4.79* 1.0862 compounded 5 times = $.0724 in dividends

So what an investor might expect to earn for each dollar invested after 5 years is:

71.5% compounded increase in earnings, and a 51% increase in dividends. The sum of those percentages, divided in half is 61.25% economic earnings growth. 

Something important I forgot to mention in the last post:

The reason I split the growth in dividends and EPS is that companies pay their dividends out of earnings. So when earnings are good, the dividend grows faster, and when they are poor, the payments grow slower. Splitting the percentages in half is a good way to not put too much emphasis on one over the other.

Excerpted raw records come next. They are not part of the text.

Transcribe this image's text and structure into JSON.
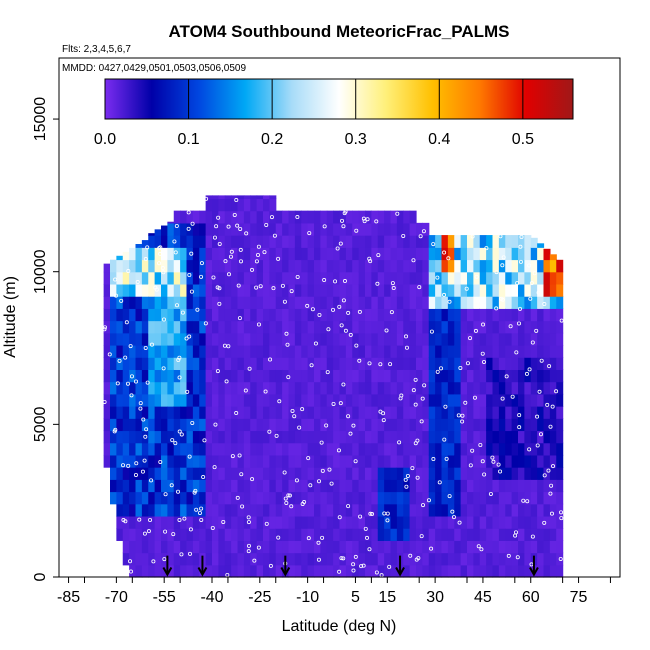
{
  "chart_data": {
    "type": "heatmap",
    "title": "ATOM4 Southbound MeteoricFrac_PALMS",
    "subtitle_flights": "Flts: 2,3,4,5,6,7",
    "subtitle_dates": "MMDD: 0427,0429,0501,0503,0506,0509",
    "xlabel": "Latitude (deg N)",
    "ylabel": "Altitude (m)",
    "xlim": [
      -88,
      88
    ],
    "ylim": [
      0,
      17000
    ],
    "x_ticks": [
      -85,
      -70,
      -55,
      -40,
      -25,
      -10,
      5,
      15,
      30,
      45,
      60,
      75
    ],
    "x_tick_labels": [
      "-85",
      "-70",
      "-55",
      "-40",
      "-25",
      "-10",
      "5",
      "15",
      "30",
      "45",
      "60",
      "75"
    ],
    "y_ticks": [
      0,
      5000,
      10000,
      15000
    ],
    "y_tick_labels": [
      "0",
      "5000",
      "10000",
      "15000"
    ],
    "colorbar": {
      "range": [
        0.0,
        0.56
      ],
      "ticks": [
        0.0,
        0.1,
        0.2,
        0.3,
        0.4,
        0.5
      ],
      "tick_labels": [
        "0.0",
        "0.1",
        "0.2",
        "0.3",
        "0.4",
        "0.5"
      ],
      "colors": [
        "#7b2cf0",
        "#0000a8",
        "#0046e0",
        "#00a8f5",
        "#a8dcf8",
        "#ffffff",
        "#fff07a",
        "#ffc000",
        "#ff7a00",
        "#e00000",
        "#a01818"
      ]
    },
    "profile_latitudes": [
      -54,
      -43,
      -17,
      19,
      61
    ],
    "grid": false
  }
}
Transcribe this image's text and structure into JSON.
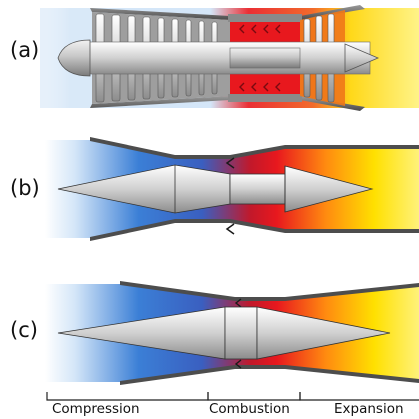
{
  "panels": [
    {
      "label": "(a)"
    },
    {
      "label": "(b)"
    },
    {
      "label": "(c)"
    }
  ],
  "stages": [
    {
      "label": "Compression"
    },
    {
      "label": "Combustion"
    },
    {
      "label": "Expansion"
    }
  ],
  "colors": {
    "cold": "#3b7fd6",
    "hot": "#e8181e",
    "exhaust": "#ffe600",
    "casing": "#555555",
    "metal": "#bdbdbd"
  }
}
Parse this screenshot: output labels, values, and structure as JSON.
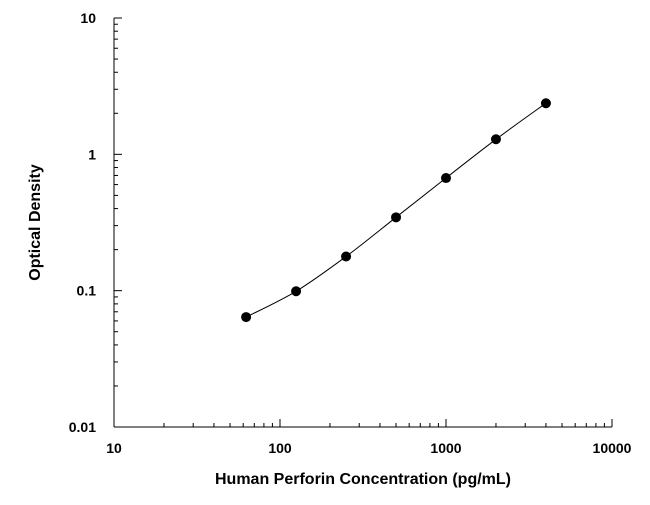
{
  "chart_data": {
    "type": "scatter",
    "title": "",
    "xlabel": "Human Perforin Concentration (pg/mL)",
    "ylabel": "Optical Density",
    "x_scale": "log",
    "y_scale": "log",
    "xlim": [
      10,
      10000
    ],
    "ylim": [
      0.01,
      10
    ],
    "x_ticks": [
      {
        "value": 10,
        "label": "10"
      },
      {
        "value": 100,
        "label": "100"
      },
      {
        "value": 1000,
        "label": "1000"
      },
      {
        "value": 10000,
        "label": "10000"
      }
    ],
    "y_ticks": [
      {
        "value": 0.01,
        "label": "0.01"
      },
      {
        "value": 0.1,
        "label": "0.1"
      },
      {
        "value": 1,
        "label": "1"
      },
      {
        "value": 10,
        "label": "10"
      }
    ],
    "grid": false,
    "legend": "none",
    "marker_color": "#000000",
    "line_color": "#000000",
    "fit_curve": true,
    "points": [
      {
        "x": 62.5,
        "y": 0.064
      },
      {
        "x": 125,
        "y": 0.099
      },
      {
        "x": 250,
        "y": 0.178
      },
      {
        "x": 500,
        "y": 0.345
      },
      {
        "x": 1000,
        "y": 0.67
      },
      {
        "x": 2000,
        "y": 1.29
      },
      {
        "x": 4000,
        "y": 2.37
      }
    ]
  }
}
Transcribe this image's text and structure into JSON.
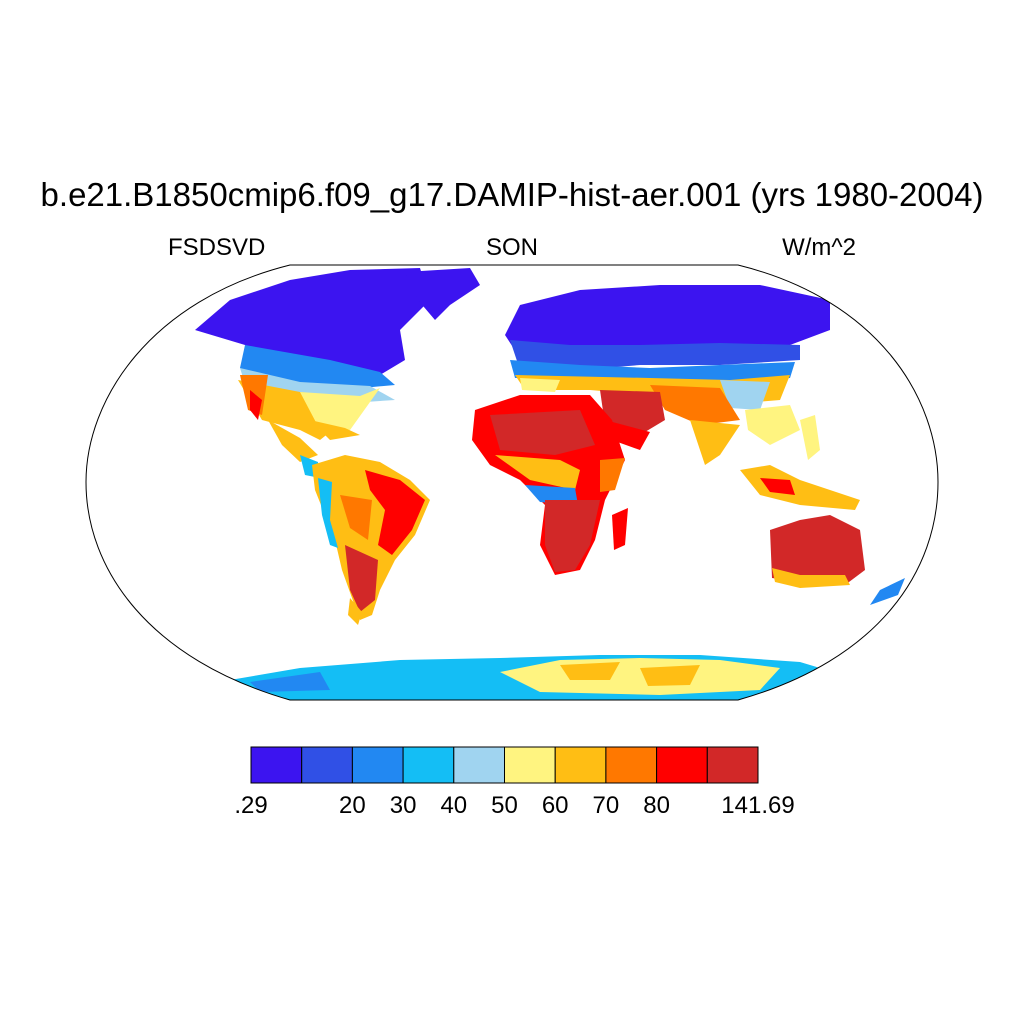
{
  "title": "b.e21.B1850cmip6.f09_g17.DAMIP-hist-aer.001 (yrs 1980-2004)",
  "left_label": "FSDSVD",
  "center_label": "SON",
  "right_label": "W/m^2",
  "colorbar": {
    "colors": [
      "#3c14f0",
      "#3050e6",
      "#2288f2",
      "#14bef5",
      "#a0d4f0",
      "#fff480",
      "#ffbe14",
      "#ff7800",
      "#ff0000",
      "#d22828"
    ],
    "labels": [
      ".29",
      "20",
      "30",
      "40",
      "50",
      "60",
      "70",
      "80",
      "141.69"
    ]
  }
}
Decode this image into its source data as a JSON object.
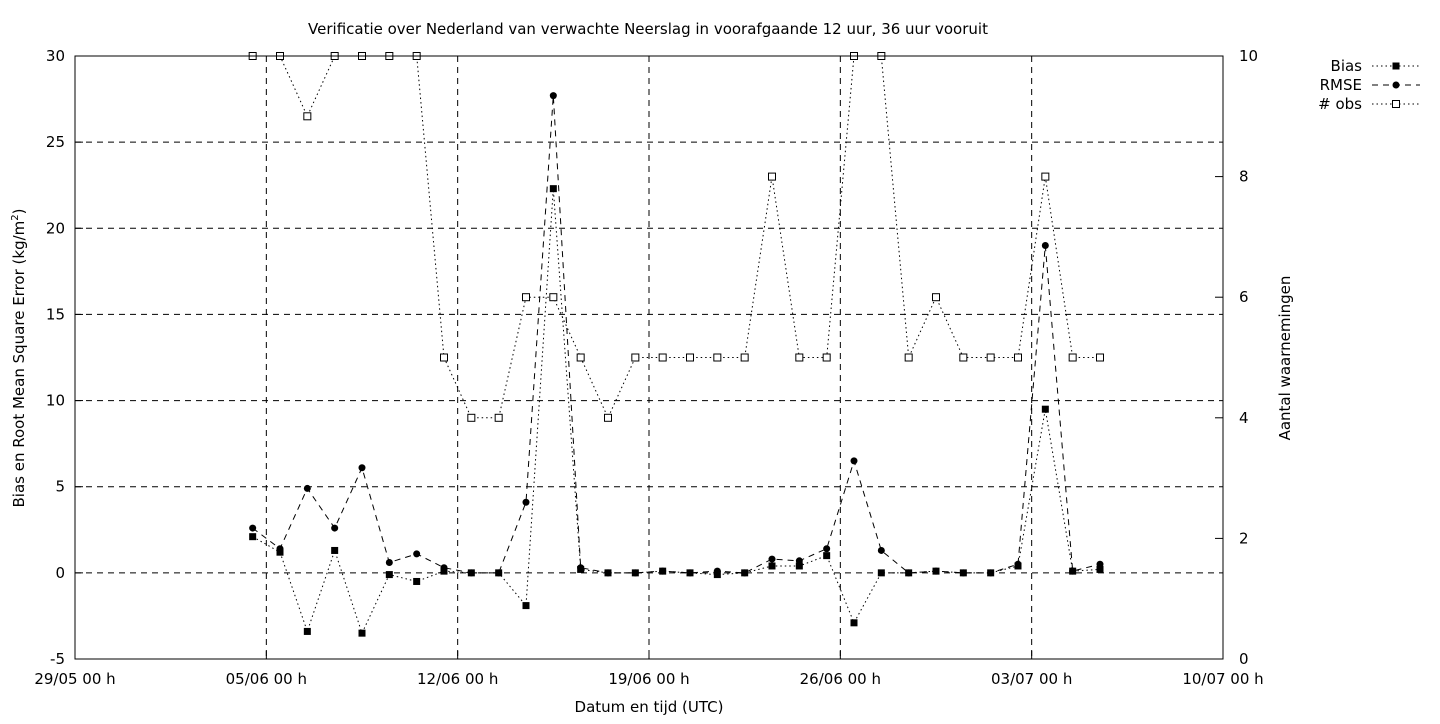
{
  "chart_data": {
    "type": "line",
    "title": "Verificatie over Nederland van verwachte Neerslag in voorafgaande 12 uur, 36 uur vooruit",
    "xlabel": "Datum en tijd (UTC)",
    "ylabel": "Bias en Root Mean Square Error (kg/m",
    "ylabel_sup": "2",
    "ylabel_close": ")",
    "y2label": "Aantal waarnemingen",
    "xlim": [
      "2019-05-29T00:00",
      "2019-07-10T00:00"
    ],
    "xticks": [
      {
        "label": "29/05 00 h",
        "t": "2019-05-29T00:00"
      },
      {
        "label": "05/06 00 h",
        "t": "2019-06-05T00:00"
      },
      {
        "label": "12/06 00 h",
        "t": "2019-06-12T00:00"
      },
      {
        "label": "19/06 00 h",
        "t": "2019-06-19T00:00"
      },
      {
        "label": "26/06 00 h",
        "t": "2019-06-26T00:00"
      },
      {
        "label": "03/07 00 h",
        "t": "2019-07-03T00:00"
      },
      {
        "label": "10/07 00 h",
        "t": "2019-07-10T00:00"
      }
    ],
    "ylim": [
      -5,
      30
    ],
    "yticks": [
      "-5",
      "0",
      "5",
      "10",
      "15",
      "20",
      "25",
      "30"
    ],
    "y2lim": [
      0,
      10
    ],
    "y2ticks": [
      "0",
      "2",
      "4",
      "6",
      "8",
      "10"
    ],
    "grid": true,
    "legend_position": "outside top-right",
    "times": [
      "2019-06-04T12:00",
      "2019-06-05T12:00",
      "2019-06-06T12:00",
      "2019-06-07T12:00",
      "2019-06-08T12:00",
      "2019-06-09T12:00",
      "2019-06-10T12:00",
      "2019-06-11T12:00",
      "2019-06-12T12:00",
      "2019-06-13T12:00",
      "2019-06-14T12:00",
      "2019-06-15T12:00",
      "2019-06-16T12:00",
      "2019-06-17T12:00",
      "2019-06-18T12:00",
      "2019-06-19T12:00",
      "2019-06-20T12:00",
      "2019-06-21T12:00",
      "2019-06-22T12:00",
      "2019-06-23T12:00",
      "2019-06-24T12:00",
      "2019-06-25T12:00",
      "2019-06-26T12:00",
      "2019-06-27T12:00",
      "2019-06-28T12:00",
      "2019-06-29T12:00",
      "2019-06-30T12:00",
      "2019-07-01T12:00",
      "2019-07-02T12:00",
      "2019-07-03T12:00",
      "2019-07-04T12:00",
      "2019-07-05T12:00"
    ],
    "series": [
      {
        "name": "Bias",
        "axis": "y",
        "line_style": "dotted",
        "marker": "filled-square",
        "values": [
          2.1,
          1.2,
          -3.4,
          1.3,
          -3.5,
          -0.1,
          -0.5,
          0.1,
          0.0,
          0.0,
          -1.9,
          22.3,
          0.2,
          0.0,
          0.0,
          0.1,
          0.0,
          -0.1,
          0.0,
          0.4,
          0.4,
          1.0,
          -2.9,
          0.0,
          0.0,
          0.1,
          0.0,
          0.0,
          0.4,
          9.5,
          0.1,
          0.2
        ]
      },
      {
        "name": "RMSE",
        "axis": "y",
        "line_style": "dashed",
        "marker": "filled-circle",
        "values": [
          2.6,
          1.4,
          4.9,
          2.6,
          6.1,
          0.6,
          1.1,
          0.3,
          0.0,
          0.0,
          4.1,
          27.7,
          0.3,
          0.0,
          0.0,
          0.1,
          0.0,
          0.1,
          0.0,
          0.8,
          0.7,
          1.4,
          6.5,
          1.3,
          0.0,
          0.1,
          0.0,
          0.0,
          0.5,
          19.0,
          0.1,
          0.5
        ]
      },
      {
        "name": "# obs",
        "axis": "y2",
        "line_style": "dotted",
        "marker": "open-square",
        "values": [
          10,
          10,
          9,
          10,
          10,
          10,
          10,
          5,
          4,
          4,
          6,
          6,
          5,
          4,
          5,
          5,
          5,
          5,
          5,
          8,
          5,
          5,
          10,
          10,
          5,
          6,
          5,
          5,
          5,
          8,
          5,
          5
        ]
      }
    ]
  }
}
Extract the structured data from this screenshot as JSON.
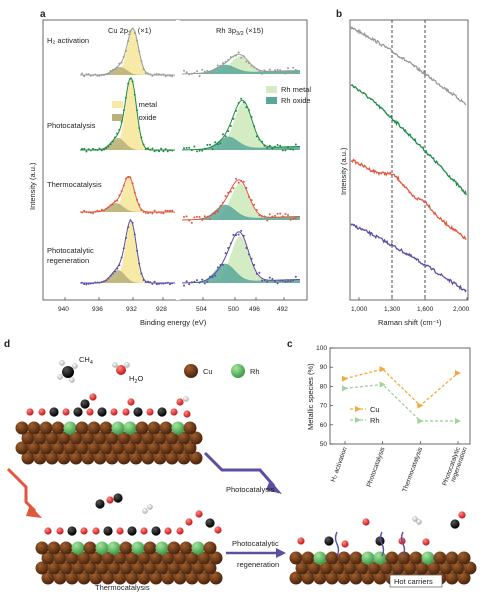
{
  "panel_labels": {
    "a": "a",
    "b": "b",
    "c": "c",
    "d": "d"
  },
  "panel_a": {
    "cu_header": "Cu 2p",
    "cu_header_sub": "3/2",
    "cu_header_mult": " (×1)",
    "rh_header": "Rh 3p",
    "rh_header_sub": "3/2",
    "rh_header_mult": " (×15)",
    "row_labels": [
      "H₂ activation",
      "Photocatalysis",
      "Thermocatalysis",
      "Photocatalytic",
      "regeneration"
    ],
    "ylabel": "Intensity (a.u.)",
    "xlabel": "Binding energy (eV)",
    "cu_ticks": [
      "940",
      "936",
      "932",
      "928"
    ],
    "rh_ticks": [
      "504",
      "500",
      "496",
      "492"
    ],
    "legend_cu": [
      "Cu metal",
      "Cu oxide"
    ],
    "legend_rh": [
      "Rh metal",
      "Rh oxide"
    ],
    "colors": {
      "h2": "#9a9a9a",
      "photo": "#1e8a46",
      "thermo": "#e0573e",
      "regen": "#5a4fa0",
      "cu_metal": "#f7e9a6",
      "cu_oxide": "#b9b27a",
      "rh_metal": "#d4ecc4",
      "rh_oxide": "#5aa79a"
    }
  },
  "panel_b": {
    "ylabel": "Intensity (a.u.)",
    "xlabel": "Raman shift (cm⁻¹)",
    "ticks": [
      "1,000",
      "1,300",
      "1,600",
      "2,000"
    ]
  },
  "chart_data": {
    "type": "line",
    "categories": [
      "H₂ activation",
      "Photocatalysis",
      "Thermocatalysis",
      "Photocatalytic regeneration"
    ],
    "series": [
      {
        "name": "Cu",
        "values": [
          84,
          89,
          70,
          87
        ],
        "color": "#f3a93a"
      },
      {
        "name": "Rh",
        "values": [
          79,
          81,
          62,
          62
        ],
        "color": "#9fd39a"
      }
    ],
    "ylabel": "Metallic species (%)",
    "ylim": [
      50,
      100
    ],
    "yticks": [
      "50",
      "60",
      "70",
      "80",
      "90",
      "100"
    ],
    "legend_position": "center"
  },
  "panel_d": {
    "ch4": "CH",
    "ch4_sub": "4",
    "h2o": "H",
    "h2o_sub": "2",
    "h2o_end": "O",
    "cu": "Cu",
    "rh": "Rh",
    "photocatalysis": "Photocatalysis",
    "thermocatalysis": "Thermocatalysis",
    "regen_line1": "Photocatalytic",
    "regen_line2": "regeneration",
    "hot_carriers": "Hot carriers"
  }
}
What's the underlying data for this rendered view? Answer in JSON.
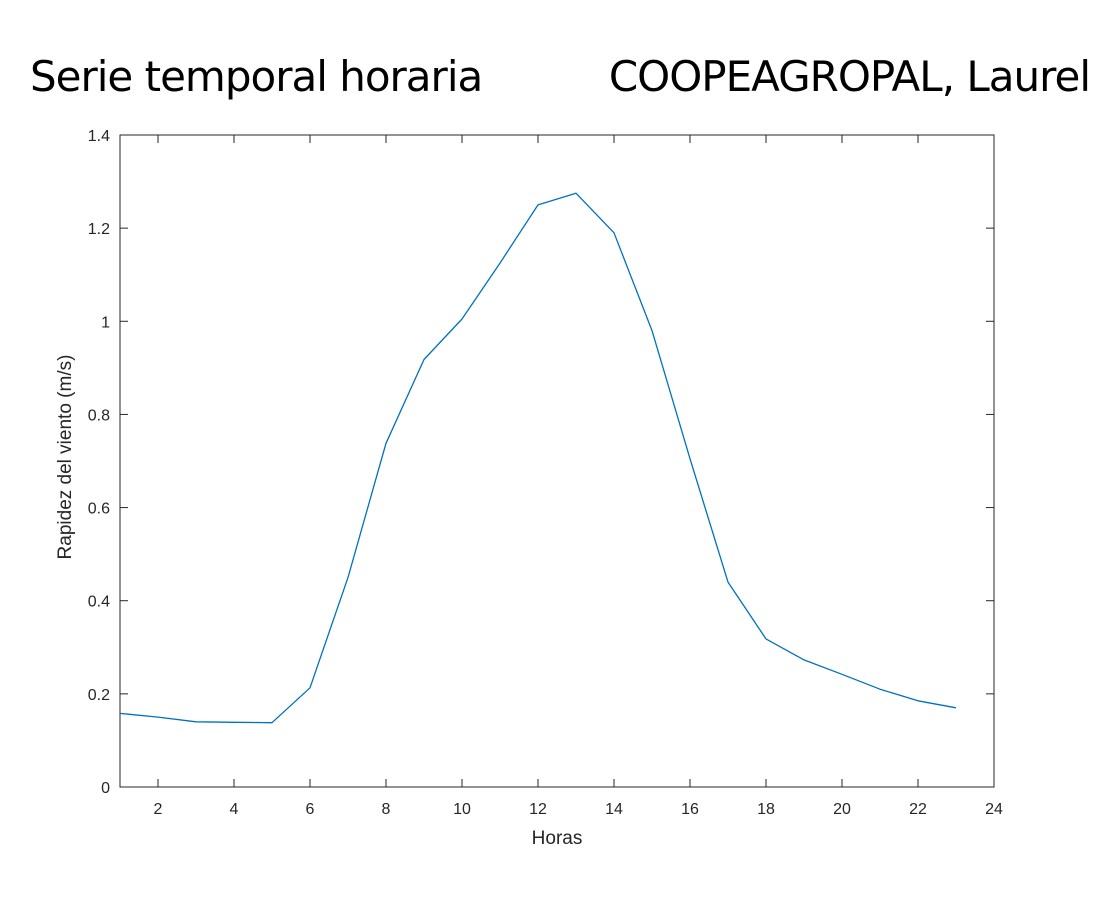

I know far too many dividend growth investors who are attracted to high yields alone, and do not pay attention to this. 

Your 5 year estimated growth in this investment, all else equal and consistent, should be to $144.04 per share. I use today's P/E multiple when determining the futuer EE per share. $144.04 / 19.39 = $7.429. 

In a bear market at 10x EE your low estimate is $74.29 per share, and in a bullish market at 25x EE you get $185.71. Just as before, the longer you hold your shares, the more likely you are to get closer to the higher number. If you are at the low number in 5 years, just remember that there is always another bull market around the corner. 

So now you are able to see how to make a relative valuation against other companies in the same business. The future growth potential of Chevron seems less attractive compared to Exxon-Mobil, even with the higher current yield. If I were going to tell you to buy one or the other today, it's probably going to push me towards XOM.